I read derivation of kinematics equations using calculus:

$$a=\frac{\text dv}{\text dt}$$ $$\implies \text dv=a\text dt$$ $$\implies \int_{v_0}^v\text dv=\int_0^t a\text dt$$ $$\implies v-v_0=at$$ $$\implies v=v_0+at\tag1$$

I know finding antiderivatives and basic concepts of integration:

I cannot understand:

1. How can we take $dt$ in the first equation to the other side when $dv/dt$ is not a fraction?

2. In third equation how have we placed the upper and lower limits in LHS of velocity and in RHS of time?

3. In third equation we have only $dv$ in LHS. Then what will be the function we are integrating?

Lastly can you please suggest some websites from where I can learn how to integrate both sides of an equation like done above.
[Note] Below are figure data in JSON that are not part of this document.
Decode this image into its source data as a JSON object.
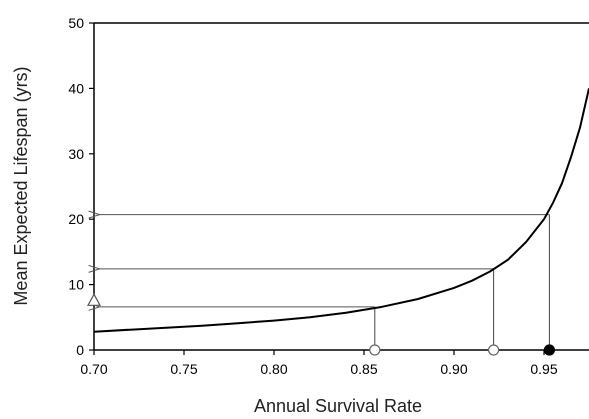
{
  "chart_data": {
    "type": "line",
    "title": "",
    "xlabel": "Annual Survival Rate",
    "ylabel": "Mean Expected Lifespan (yrs)",
    "xlim": [
      0.7,
      0.975
    ],
    "ylim": [
      0,
      50
    ],
    "x_ticks": [
      0.7,
      0.75,
      0.8,
      0.85,
      0.9,
      0.95
    ],
    "x_tick_labels": [
      "0.70",
      "0.75",
      "0.80",
      "0.85",
      "0.90",
      "0.95"
    ],
    "y_ticks": [
      0,
      10,
      20,
      30,
      40,
      50
    ],
    "y_tick_labels": [
      "0",
      "10",
      "20",
      "30",
      "40",
      "50"
    ],
    "grid": false,
    "curve": {
      "x": [
        0.7,
        0.72,
        0.74,
        0.76,
        0.78,
        0.8,
        0.82,
        0.84,
        0.86,
        0.88,
        0.9,
        0.91,
        0.92,
        0.93,
        0.94,
        0.95,
        0.955,
        0.96,
        0.965,
        0.97,
        0.975
      ],
      "y": [
        2.8,
        3.1,
        3.4,
        3.7,
        4.1,
        4.5,
        5.0,
        5.7,
        6.6,
        7.8,
        9.5,
        10.6,
        12.0,
        13.8,
        16.5,
        20.0,
        22.5,
        25.5,
        29.5,
        34.0,
        40.0
      ]
    },
    "markers": [
      {
        "x": 0.856,
        "y": 6.6,
        "symbol": "open-circle"
      },
      {
        "x": 0.922,
        "y": 12.4,
        "symbol": "open-circle"
      },
      {
        "x": 0.953,
        "y": 20.7,
        "symbol": "filled-circle"
      }
    ],
    "start_marker": {
      "x": 0.7,
      "y": 7.6,
      "symbol": "open-triangle"
    },
    "arrow_end_x": 0.702
  }
}
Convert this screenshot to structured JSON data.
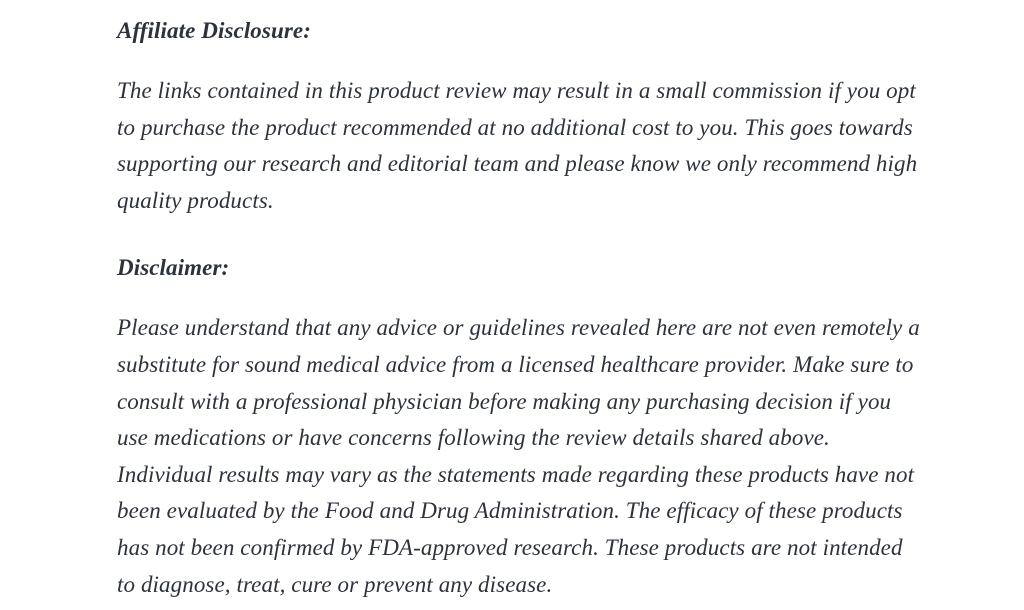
{
  "page": {
    "background_color": "#ffffff",
    "text_color": "#2d323b"
  },
  "affiliate": {
    "heading": "Affiliate Disclosure:",
    "paragraph": "The links contained in this product review may result in a small commission if you opt to purchase the product recommended at no additional cost to you. This goes towards supporting our research and editorial team and please know we only recommend high quality products."
  },
  "disclaimer": {
    "heading": "Disclaimer:",
    "paragraph": "Please understand that any advice or guidelines revealed here are not even remotely a substitute for sound medical advice from a licensed healthcare provider. Make sure to consult with a professional physician before making any purchasing decision if you use medications or have concerns following the review details shared above. Individual results may vary as the statements made regarding these products have not been evaluated by the Food and Drug Administration. The efficacy of these products has not been confirmed by FDA-approved research. These products are not intended to diagnose, treat, cure or prevent any disease."
  }
}
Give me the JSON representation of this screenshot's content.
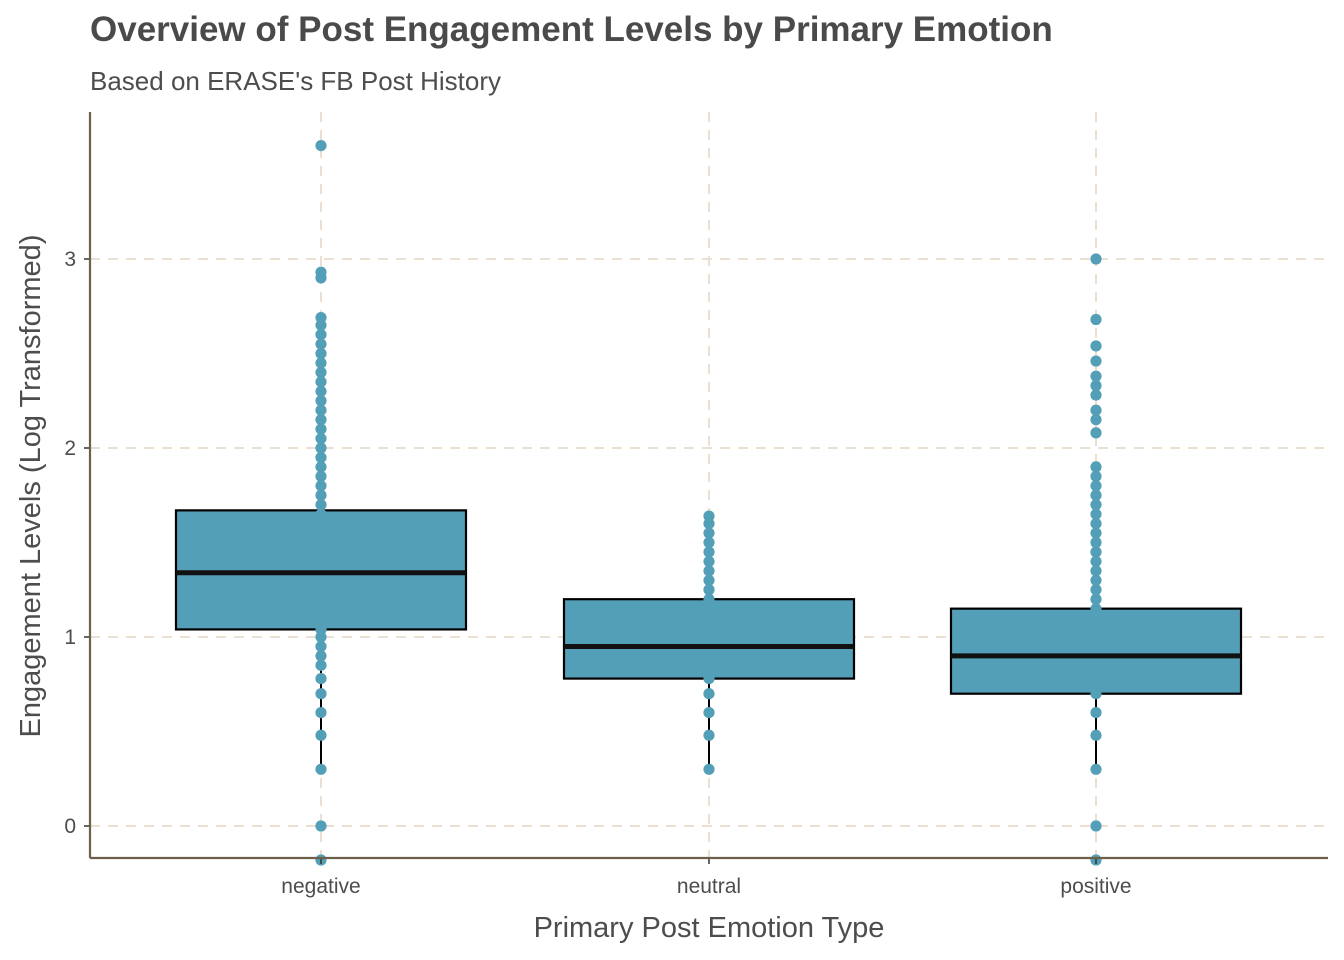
{
  "chart_data": {
    "type": "boxplot",
    "title": "Overview of Post Engagement Levels by Primary Emotion",
    "subtitle": "Based on ERASE's FB Post History",
    "xlabel": "Primary Post Emotion Type",
    "ylabel": "Engagement Levels (Log Transformed)",
    "ylim": [
      -0.17,
      3.77
    ],
    "yticks": [
      0,
      1,
      2,
      3
    ],
    "grid": true,
    "colors": {
      "fill": "#549fb8",
      "point": "#549fb8",
      "box_border": "#000000",
      "median": "#111111",
      "grid": "#eadfd0",
      "axis": "#6e5f4a"
    },
    "categories": [
      "negative",
      "neutral",
      "positive"
    ],
    "boxes": [
      {
        "category": "negative",
        "whisker_low": 0.3,
        "q1": 1.04,
        "median": 1.34,
        "q3": 1.67,
        "whisker_high": 2.62
      },
      {
        "category": "neutral",
        "whisker_low": 0.3,
        "q1": 0.78,
        "median": 0.95,
        "q3": 1.2,
        "whisker_high": 1.64
      },
      {
        "category": "positive",
        "whisker_low": 0.3,
        "q1": 0.7,
        "median": 0.9,
        "q3": 1.15,
        "whisker_high": 1.82
      }
    ],
    "points": [
      {
        "category": "negative",
        "y": [
          -0.18,
          0,
          0.3,
          0.48,
          0.6,
          0.7,
          0.78,
          0.85,
          0.9,
          0.95,
          1.0,
          1.04,
          1.08,
          1.12,
          1.16,
          1.2,
          1.25,
          1.3,
          1.35,
          1.4,
          1.45,
          1.5,
          1.55,
          1.6,
          1.65,
          1.7,
          1.75,
          1.8,
          1.85,
          1.9,
          1.95,
          2.0,
          2.05,
          2.1,
          2.15,
          2.2,
          2.25,
          2.3,
          2.35,
          2.4,
          2.45,
          2.5,
          2.55,
          2.6,
          2.65,
          2.69,
          2.9,
          2.93,
          3.6
        ]
      },
      {
        "category": "neutral",
        "y": [
          0.3,
          0.48,
          0.6,
          0.7,
          0.78,
          0.85,
          0.9,
          0.95,
          1.0,
          1.05,
          1.1,
          1.15,
          1.2,
          1.25,
          1.3,
          1.35,
          1.4,
          1.45,
          1.5,
          1.55,
          1.6,
          1.64
        ]
      },
      {
        "category": "positive",
        "y": [
          -0.18,
          0,
          0.3,
          0.48,
          0.6,
          0.7,
          0.75,
          0.8,
          0.85,
          0.9,
          0.95,
          1.0,
          1.05,
          1.1,
          1.15,
          1.2,
          1.25,
          1.3,
          1.35,
          1.4,
          1.45,
          1.5,
          1.55,
          1.6,
          1.65,
          1.7,
          1.75,
          1.8,
          1.85,
          1.9,
          2.08,
          2.15,
          2.2,
          2.28,
          2.33,
          2.38,
          2.46,
          2.54,
          2.68,
          3.0
        ]
      }
    ]
  }
}
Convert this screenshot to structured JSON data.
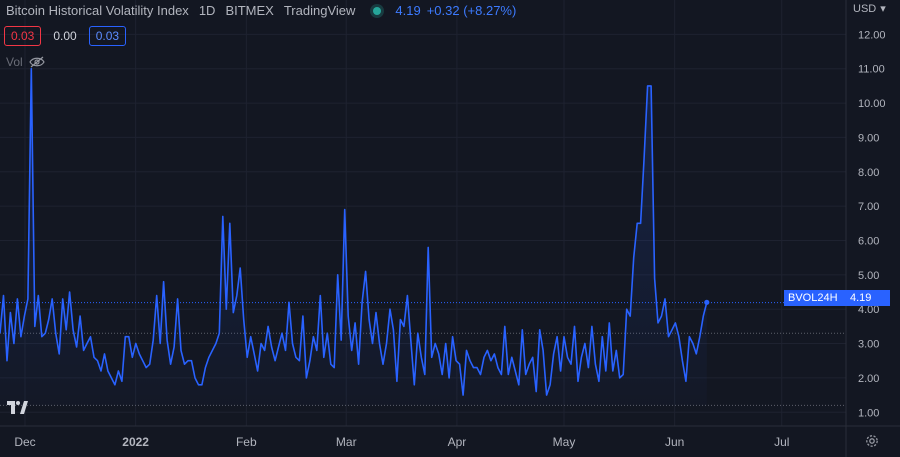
{
  "header": {
    "symbol_name": "Bitcoin Historical Volatility Index",
    "interval": "1D",
    "exchange": "BITMEX",
    "source": "TradingView",
    "last_price": "4.19",
    "change": "+0.32 (+8.27%)"
  },
  "ohlc_boxes": {
    "left": "0.03",
    "middle": "0.00",
    "right": "0.03"
  },
  "volume_label": "Vol",
  "axis": {
    "currency": "USD",
    "currency_arrow": "▾"
  },
  "price_tag": {
    "name": "BVOL24H",
    "value": "4.19"
  },
  "colors": {
    "line": "#2962ff",
    "background": "#131722",
    "up": "#26a69a",
    "down": "#f23645"
  },
  "chart_data": {
    "type": "line",
    "title": "",
    "y_ticks": [
      "1.00",
      "2.00",
      "3.00",
      "4.00",
      "5.00",
      "6.00",
      "7.00",
      "8.00",
      "9.00",
      "10.00",
      "11.00",
      "12.00"
    ],
    "ylim": [
      0.6,
      13.0
    ],
    "x_tick_labels": [
      "Dec",
      "2022",
      "Feb",
      "Mar",
      "Apr",
      "May",
      "Jun",
      "Jul"
    ],
    "x_tick_days": [
      16,
      47,
      78,
      106,
      137,
      167,
      198,
      228
    ],
    "xlim": [
      9,
      246
    ],
    "reference_lines": [
      4.19,
      3.3,
      1.2
    ],
    "series": [
      {
        "values": [
          3.3,
          4.4,
          2.5,
          3.9,
          3.0,
          4.3,
          3.2,
          3.8,
          4.3,
          11.0,
          3.5,
          4.4,
          3.2,
          3.3,
          3.7,
          4.3,
          3.3,
          2.7,
          4.3,
          3.4,
          4.5,
          3.4,
          2.9,
          3.8,
          2.8,
          3.0,
          3.2,
          2.6,
          2.5,
          2.2,
          2.7,
          2.2,
          2.0,
          1.8,
          2.2,
          1.9,
          3.2,
          3.2,
          2.6,
          3.0,
          2.7,
          2.5,
          2.3,
          2.4,
          3.1,
          4.4,
          3.0,
          4.8,
          3.1,
          2.4,
          2.9,
          4.3,
          2.8,
          2.4,
          2.5,
          2.5,
          2.0,
          1.8,
          1.8,
          2.3,
          2.6,
          2.8,
          3.0,
          3.3,
          6.7,
          4.0,
          6.5,
          3.9,
          4.4,
          5.2,
          3.7,
          2.6,
          3.2,
          2.7,
          2.2,
          3.0,
          2.8,
          3.5,
          2.9,
          2.5,
          2.9,
          3.3,
          2.8,
          4.2,
          3.0,
          2.6,
          2.5,
          3.8,
          2.0,
          2.5,
          3.2,
          2.8,
          4.4,
          2.6,
          3.3,
          2.4,
          2.3,
          5.0,
          3.1,
          6.9,
          3.8,
          2.8,
          3.6,
          2.4,
          4.2,
          5.1,
          3.7,
          3.0,
          3.9,
          3.0,
          2.4,
          3.0,
          4.0,
          3.4,
          1.9,
          3.7,
          3.5,
          4.4,
          3.1,
          1.8,
          3.3,
          2.6,
          2.1,
          5.8,
          2.6,
          3.0,
          2.7,
          2.1,
          3.0,
          2.0,
          3.2,
          2.5,
          2.4,
          1.5,
          2.8,
          2.5,
          2.3,
          2.3,
          2.1,
          2.6,
          2.8,
          2.5,
          2.7,
          2.3,
          2.1,
          3.5,
          2.1,
          2.6,
          2.2,
          1.8,
          3.4,
          2.1,
          2.4,
          2.6,
          1.6,
          3.4,
          2.8,
          1.5,
          1.8,
          2.7,
          3.2,
          2.2,
          3.2,
          2.6,
          2.4,
          3.5,
          1.9,
          2.6,
          3.0,
          2.3,
          3.5,
          2.4,
          1.9,
          3.2,
          2.2,
          3.6,
          2.2,
          2.8,
          2.0,
          2.1,
          4.0,
          3.8,
          5.5,
          6.5,
          6.5,
          8.4,
          10.5,
          10.5,
          4.9,
          3.6,
          3.8,
          4.3,
          3.2,
          3.4,
          3.6,
          3.2,
          2.5,
          1.9,
          3.2,
          3.0,
          2.7,
          3.2,
          3.8,
          4.2
        ]
      }
    ]
  }
}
Please provide me the answers.

Answer 1

1. Since the RHS in your first expression is a total derivative, it is OK to move the differentials around in this way.
2. $v_0\equiv v(t=0)$ and $v\equiv v(t)$, i.e., the velocity limits of integration are just the velocities evaluated at the time limits of integration. Note that the velocity integral is abusing notation a bit, since the integration variable also appears as a limit of integration. A slightly better way to write this integral would be $$\int_{v_0}^vdv',$$ introducing the "dummy variable" $v'$ to act as the integration variable.
3. The integrand on the LHS is 1 :)

Answer 2

1) By error approximation we can show that $\frac{dy}{dx}$ is actually the ratio of dy and dx.

2)In the third equation acceleration a is constant, and the variables are velocity and time. SO we integrate with respect to their corresponding limits.

3) $dv = 1.dv$ . So the integrand is unity i.e, 1.

Answer 3

1. $\dfrac{dv}{dt}$ is not a fraction, but it is the limit of $\dfrac{\Delta v}{\Delta t}$ which is a fraction. The trick here is to do the algebraic manipulations before taking the limit.

2. The LHS integral is over the variable $v$, while the RHS is over the variable $t$, so the integration interval endpoints must be expressed in terms of values for the corresponding variable.

3. The function is the constant function $1$ in this case: $dv = 1\cdot dv$.

The Wikipedia article on Infinitesimal has good information on the mathematical issues.